I do mark up my photos to make a profit but nowhere near that high. My question is, If I can't even get someone to book with me for $75, how can I expect them to pay $40 foran 8x10?


----------



## SpeedTrap (Oct 12, 2009)

bdavis said:


> If I can't even get someone to book with me for $75, how can I expect them to pay $40 foran 8x10?


 
That is where your thinking is wrong,
1) I do make money from prints, but making money is not a bad thing
2) If your customers will not pay what you need to stay in business, then get different customer or get in a different business.

You need to figure out why they will not book with you, I might help to attend a PPA meeting and look at joining a professional association, where you can talk to people in your market.


----------



## bdavis (Oct 13, 2009)

Well...you being a photographer as well


----------



## bdavis (Oct 13, 2009)

Well, you being a photographer as well...why do you think they wont book?

I actually had a woman book me to shoot her sons senior photos but then after she said its a go...all of a sudden she said "Oh the date we decided on won't work, I'll have to get back to you with a date that does." Then she stopped responding to me.

I'm just so frustrated that no one will book with me. I really need this and it's hard to get something started. Around my area I see tons of really bad photographers getting all the business. I know my stuff is good, all the pros have told me so and loved my shots. So,why can't I get anyone to see that my work is worth paying for instead of going to those "Family shoot for $25 and you'll get a disk of high res images" people? All they go for is the really cheap awful photography from amateurs.


----------



## SpeedTrap (Oct 13, 2009)

Ok, because you asked, I will start with the small and move up. Some of these are nit picking, but you asked.

1) You have your own domain, but you use a gmail address for your contact. You need to set up email for your domain. Using gmail shows lack of commitment to your customers.

2) Everything in your about section of your website lets me know that this is a part time gig for you, you have another day job so if you don&#8217;t make it no big deal and you touch very little on your past experience, but you did get a new camera in 2008, so I must assume that is how long you have been shooting. Again this does not scream consumer confidence.

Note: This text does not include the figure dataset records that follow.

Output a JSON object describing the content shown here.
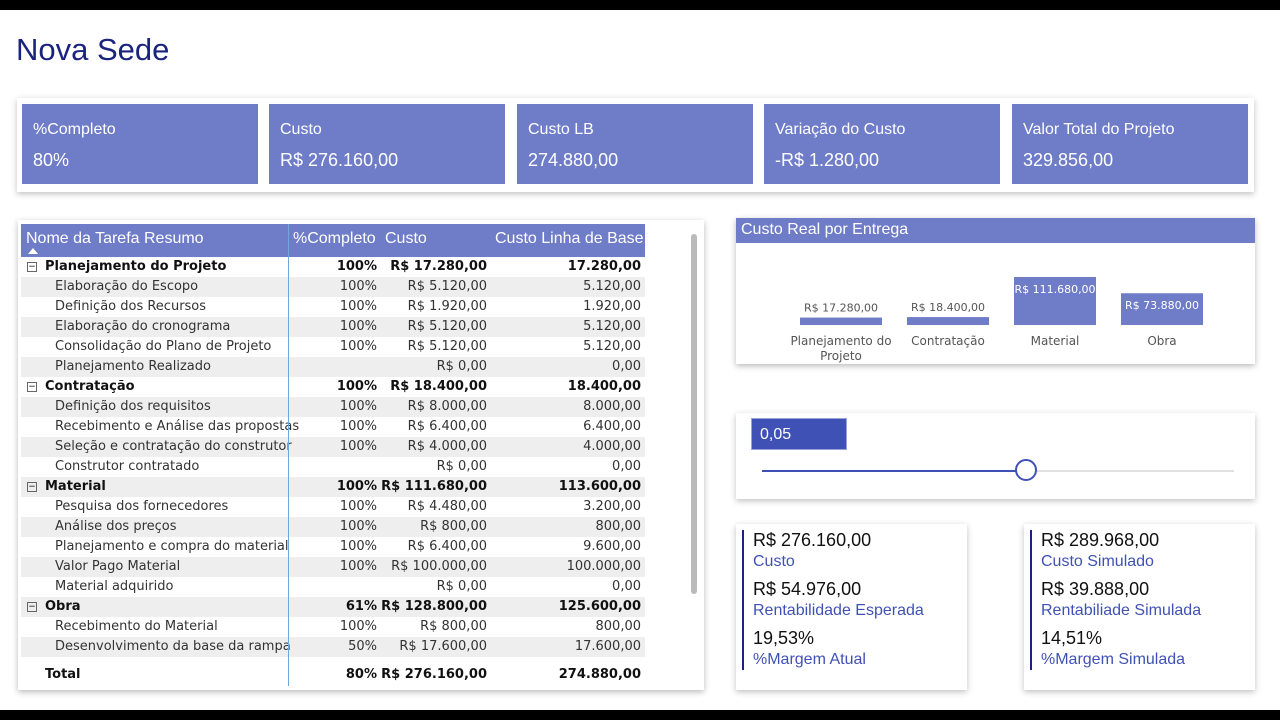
{
  "page": {
    "title": "Nova Sede"
  },
  "kpis": [
    {
      "label": "%Completo",
      "value": "80%"
    },
    {
      "label": "Custo",
      "value": "R$ 276.160,00"
    },
    {
      "label": "Custo LB",
      "value": "274.880,00"
    },
    {
      "label": "Variação do Custo",
      "value": "-R$ 1.280,00"
    },
    {
      "label": "Valor Total do Projeto",
      "value": "329.856,00"
    }
  ],
  "table": {
    "headers": {
      "name": "Nome da Tarefa Resumo",
      "pct": "%Completo",
      "cost": "Custo",
      "base": "Custo Linha de Base"
    },
    "rows": [
      {
        "type": "group",
        "name": "Planejamento do Projeto",
        "pct": "100%",
        "cost": "R$ 17.280,00",
        "base": "17.280,00"
      },
      {
        "type": "child",
        "name": "Elaboração do Escopo",
        "pct": "100%",
        "cost": "R$ 5.120,00",
        "base": "5.120,00"
      },
      {
        "type": "child",
        "name": "Definição dos Recursos",
        "pct": "100%",
        "cost": "R$ 1.920,00",
        "base": "1.920,00"
      },
      {
        "type": "child",
        "name": "Elaboração do cronograma",
        "pct": "100%",
        "cost": "R$ 5.120,00",
        "base": "5.120,00"
      },
      {
        "type": "child",
        "name": "Consolidação do Plano de Projeto",
        "pct": "100%",
        "cost": "R$ 5.120,00",
        "base": "5.120,00"
      },
      {
        "type": "child",
        "name": "Planejamento Realizado",
        "pct": "",
        "cost": "R$ 0,00",
        "base": "0,00"
      },
      {
        "type": "group",
        "name": "Contratação",
        "pct": "100%",
        "cost": "R$ 18.400,00",
        "base": "18.400,00"
      },
      {
        "type": "child",
        "name": "Definição dos requisitos",
        "pct": "100%",
        "cost": "R$ 8.000,00",
        "base": "8.000,00"
      },
      {
        "type": "child",
        "name": "Recebimento e Análise das propostas",
        "pct": "100%",
        "cost": "R$ 6.400,00",
        "base": "6.400,00"
      },
      {
        "type": "child",
        "name": "Seleção e contratação do construtor",
        "pct": "100%",
        "cost": "R$ 4.000,00",
        "base": "4.000,00"
      },
      {
        "type": "child",
        "name": "Construtor contratado",
        "pct": "",
        "cost": "R$ 0,00",
        "base": "0,00"
      },
      {
        "type": "group",
        "name": "Material",
        "pct": "100%",
        "cost": "R$ 111.680,00",
        "base": "113.600,00"
      },
      {
        "type": "child",
        "name": "Pesquisa dos fornecedores",
        "pct": "100%",
        "cost": "R$ 4.480,00",
        "base": "3.200,00"
      },
      {
        "type": "child",
        "name": "Análise dos preços",
        "pct": "100%",
        "cost": "R$ 800,00",
        "base": "800,00"
      },
      {
        "type": "child",
        "name": "Planejamento e compra do material",
        "pct": "100%",
        "cost": "R$ 6.400,00",
        "base": "9.600,00"
      },
      {
        "type": "child",
        "name": "Valor Pago Material",
        "pct": "100%",
        "cost": "R$ 100.000,00",
        "base": "100.000,00"
      },
      {
        "type": "child",
        "name": "Material adquirido",
        "pct": "",
        "cost": "R$ 0,00",
        "base": "0,00"
      },
      {
        "type": "group",
        "name": "Obra",
        "pct": "61%",
        "cost": "R$ 128.800,00",
        "base": "125.600,00"
      },
      {
        "type": "child",
        "name": "Recebimento do Material",
        "pct": "100%",
        "cost": "R$ 800,00",
        "base": "800,00"
      },
      {
        "type": "child",
        "name": "Desenvolvimento da base da rampa",
        "pct": "50%",
        "cost": "R$ 17.600,00",
        "base": "17.600,00"
      }
    ],
    "total": {
      "name": "Total",
      "pct": "80%",
      "cost": "R$ 276.160,00",
      "base": "274.880,00"
    }
  },
  "chart_data": {
    "type": "bar",
    "title": "Custo Real por Entrega",
    "categories": [
      "Planejamento do Projeto",
      "Contratação",
      "Material",
      "Obra"
    ],
    "values": [
      17280,
      18400,
      111680,
      73880
    ],
    "data_labels": [
      "R$ 17.280,00",
      "R$ 18.400,00",
      "R$ 111.680,00",
      "R$ 73.880,00"
    ],
    "color": "#6f7cc8",
    "grid": false
  },
  "slider": {
    "value_text": "0,05",
    "fraction": 0.56
  },
  "cards": [
    {
      "items": [
        {
          "value": "R$ 276.160,00",
          "label": "Custo"
        },
        {
          "value": "R$ 54.976,00",
          "label": "Rentabilidade Esperada"
        },
        {
          "value": "19,53%",
          "label": "%Margem Atual"
        }
      ]
    },
    {
      "items": [
        {
          "value": "R$ 289.968,00",
          "label": "Custo Simulado"
        },
        {
          "value": "R$ 39.888,00",
          "label": "Rentabiliade Simulada"
        },
        {
          "value": "14,51%",
          "label": "%Margem Simulada"
        }
      ]
    }
  ],
  "colors": {
    "accent": "#6f7cc8",
    "dark": "#1a237e",
    "slider": "#3f51b5"
  }
}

3) In your FAQ, do people really ask you if you will work hard to create some great shots for them? You should have that dedicated more to what people need to do to prep for the different types of photoshoots.

4) You need to reduce the volume of images in your galleries; one or two of your strongest images for each model would be lots. As well you need to get some images in portraits, it is hard for someone to book you for portraits when the section on your website just says coming soon.

5) Post your prices, I think customers like to know what they are going to pay. Even if they are just a starting point and the package can be customized, if they have no idea what it will cost, they will not call.

6) "Oh the date we decided on won't work, I'll have to get back to you with a date that does." Then she stopped responding to me&#8221; Well that could mean that they want to cancel but don&#8217;t want to come out and say it, or it could mean a lot of things. Just send them a nice email letting them know that should they care to rebook in the future you will be happy to work with them and move on.


7) &#8220;So, why can't I get anyone to see that my work is worth paying for instead of going to those "Family shoot for $25 and you'll get a disk of high res images" people? All they go for is the really cheap awful photography from amateurs.
&#8221; Because your customers have not been educated to the difference, not just in image quality, but also to services offered. You need to teach them that you sell a superior product and then show them. List your products you can offer, (Canvas, Books, Prints, Framing etc) let them know if ever there is a problem with a product whether it is a week from now or 5 years from now you will make it right.

You need to create a strong presence that lets your customers know you are here to support them and you will do what it takes to get the job done. As I stated before I would look into the local chapter of the PPA, when I joined the PPOC (Canada) it changed my business dramatically and it changed the type of clients I had.


----------



## Lyncca (Oct 13, 2009)

This is really great advice.  I also want to add, don't act desperate no matter how much you want/need the shoot.  After two years of groveling and begging, I am a little more distant to my potential clients.  After a gazillion shoots and perfecting my style, people are a little less concerned about my price because they know they WILL NOT get my quality at Target or with a MWAC.  

Some people can see the difference but still won't pay for it.  Oh well, they can have fun at Target


----------



## craig (Oct 13, 2009)

You are trying to pick up some really tough clients. If the client has "model stats" and heading to an agency they do not need a portfolio. If the client is heading in a different direction great photos WOW factor included are easy to get. Even then a great book is only semi important. For every model there is 10 photographers. Plus models have no money.

Your best bet is to contact agencies, magazines, clothing companies or anyone even remotely related to the industry. You can not wait for clients to come to you. You must go out there and get them. Takes a lot of networking and plain old leg work.

Love & Bass


----------